Just as I was pootling in the garden so the phone beeped. A whole load of geocaches had gone live just down the road. Whilst I’m pleased that someone has taken the time to put these out, it is a shame that this has effectively done for the Greensand Way project that several of us have been working on. Oh well… such is life. Those who’d taken on that stretch of the Greensand Way have had over a year to get the job done.

But seeing the chance of a First to Find, er indoors TM” and the dogs charged out of the house. We set the GPS on a cache we could drive to, but as we drove so an FTF log appeared on it. We drove on to another cache where we saw those who’d got the FTF walking away from it. Our third attempt had us on the wrong side of a flooded ditch, but we got to be First to Find on the fourth attempt. Mind you I don’t think that cache will last. The people in the house over the road seemed absolutely fascinated with what we were doing.

 

From there we drove over to the back end of Park Farm where there is a little loop of nine geocaches. We had this plan that they would give us an hour’s dog walk before the forecast rain hit.

If ever you fancy hunting out a film pot under a rock, don’t bother with the “Love In A Cache” series. There are two types of people who hide geocaches; those that want them found and those that do not. These caches were clearly hidden by someone from the second camp. With rather poor GPS co-ordinates, frankly meaningless hints, one seemingly drop-kicked into a thicket and one looking to be in someone’s garden I think we were lucky to have found four out of nine (which is an incredibly bad success rate).
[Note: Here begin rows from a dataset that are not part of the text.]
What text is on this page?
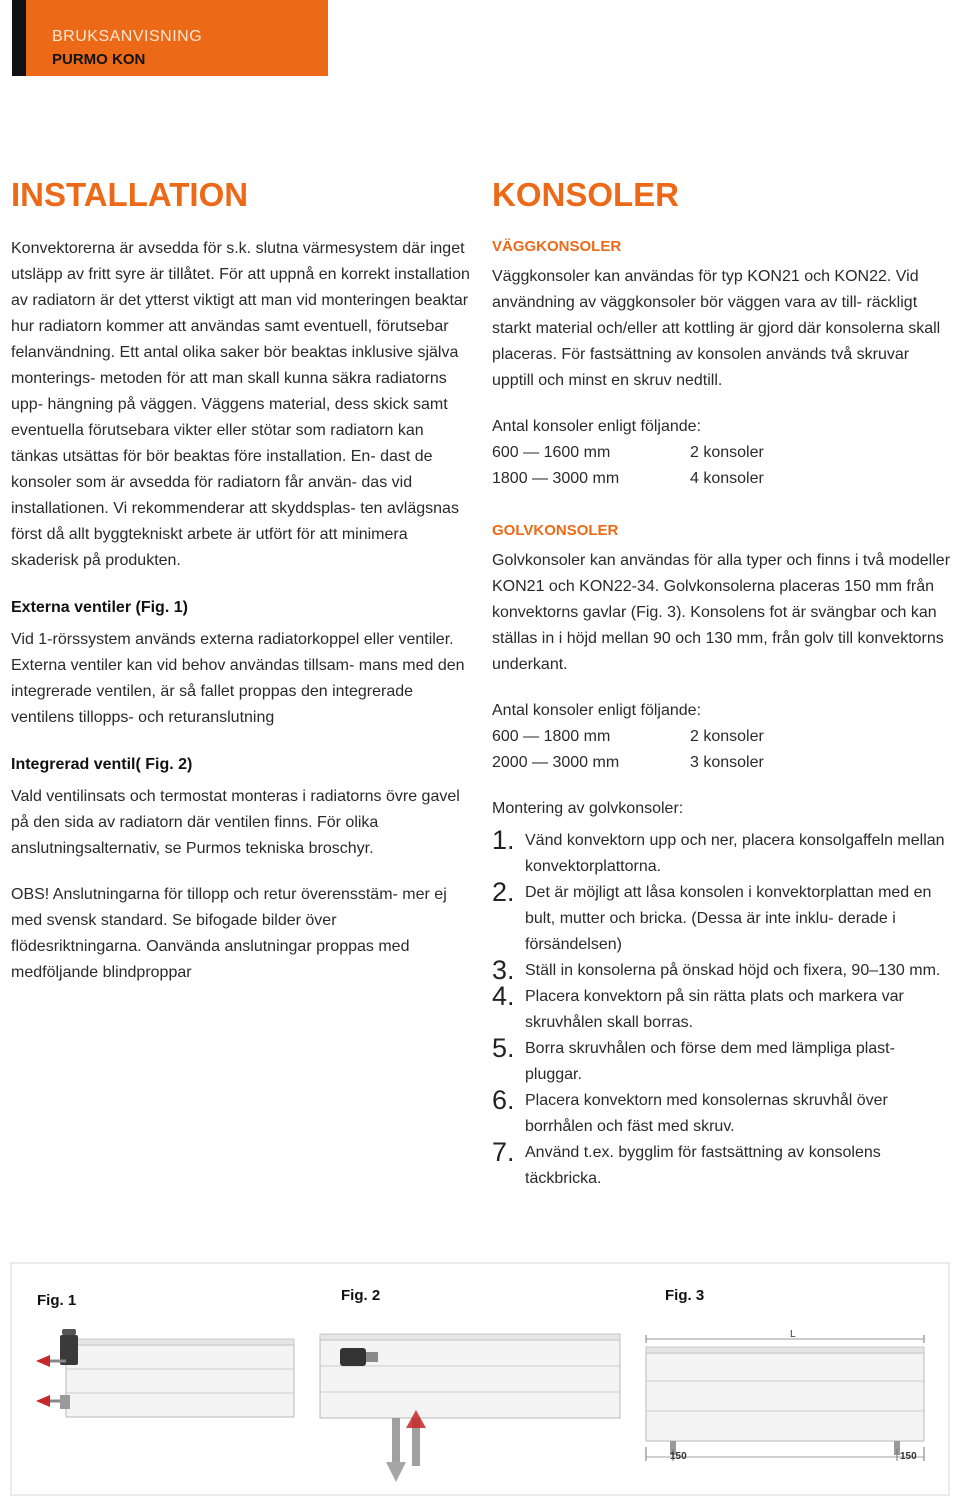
BRUKSANVISNING
PURMO KON
INSTALLATION

Konvektorerna är avsedda för s.k. slutna värmesystem där inget utsläpp av fritt syre är tillåtet. För att uppnå en korrekt installation av radiatorn är det ytterst viktigt att man vid monteringen beaktar hur radiatorn kommer att användas samt eventuell, förutsebar felanvändning. Ett antal olika saker bör beaktas inklusive själva monterings- metoden för att man skall kunna säkra radiatorns upp- hängning på väggen. Väggens material, dess skick samt eventuella förutsebara vikter eller stötar som radiatorn kan tänkas utsättas för bör beaktas före installation. En- dast de konsoler som är avsedda för radiatorn får använ- das vid installationen. Vi rekommenderar att skyddsplas- ten avlägsnas först då allt byggtekniskt arbete är utfört för att minimera skaderisk på produkten.

Externa ventiler (Fig. 1)

Vid 1-rörssystem används externa radiatorkoppel eller ventiler. Externa ventiler kan vid behov användas tillsam- mans med den integrerade ventilen, är så fallet proppas den integrerade ventilens tillopps- och returanslutning

Integrerad ventil( Fig. 2)

Vald ventilinsats och termostat monteras i radiatorns övre gavel på den sida av radiatorn där ventilen finns. För olika anslutningsalternativ, se Purmos tekniska broschyr.

OBS! Anslutningarna för tillopp och retur överensstäm- mer ej med svensk standard. Se bifogade bilder över flödesriktningarna. Oanvända anslutningar proppas med medföljande blindproppar

KONSOLER
VÄGGKONSOLER

Väggkonsoler kan användas för typ KON21 och KON22. Vid användning av väggkonsoler bör väggen vara av till- räckligt starkt material och/eller att kottling är gjord där konsolerna skall placeras. För fastsättning av konsolen används två skruvar upptill och minst en skruv nedtill.

Antal konsoler enligt följande:

600 — 1600 mm	2 konsoler
1800 — 3000 mm	4 konsoler
GOLVKONSOLER

Golvkonsoler kan användas för alla typer och finns i två modeller KON21 och KON22-34. Golvkonsolerna placeras 150 mm från konvektorns gavlar (Fig. 3). Konsolens fot är svängbar och kan ställas in i höjd mellan 90 och 130 mm, från golv till konvektorns underkant.

Antal konsoler enligt följande:

600 — 1800 mm	2 konsoler
2000 — 3000 mm	3 konsoler

Montering av golvkonsoler:

1. Vänd konvektorn upp och ner, placera konsolgaffeln mellan konvektorplattorna.
2. Det är möjligt att låsa konsolen i konvektorplattan med en bult, mutter och bricka. (Dessa är inte inklu- derade i försändelsen)
3. Ställ in konsolerna på önskad höjd och fixera, 90–130 mm.
4. Placera konvektorn på sin rätta plats och markera var skruvhålen skall borras.
5. Borra skruvhålen och förse dem med lämpliga plast- pluggar.
6. Placera konvektorn med konsolernas skruvhål över borrhålen och fäst med skruv.
7. Använd t.ex. bygglim för fastsättning av konsolens täckbricka.
Fig. 1	Fig. 2	Fig. 3
L
150	150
Interestingly the person who had supposedly found the caches before us hadn’t signed any of the paper logs, and after two minutes of stalking them on-line I was they had also claimed finds in Carmarthen on the day when they were supposedly in Ashford. Was he cheating? I don’t know. But rules are rules. He is supposed to sign the paper log.

 

We came home, and sat in the garden drinking beer and enjoying the afternoon sunshine. At five o’clock we hurried inside as the sky grew dark, but after two minutes it brightened up again.

er indoors TM” boiled up a rather good bit of dinner which we scoffed whilst watching Adrian Edmonson going round Great Britain. He was in Devon in today’s episode making walls and apple pies and gin.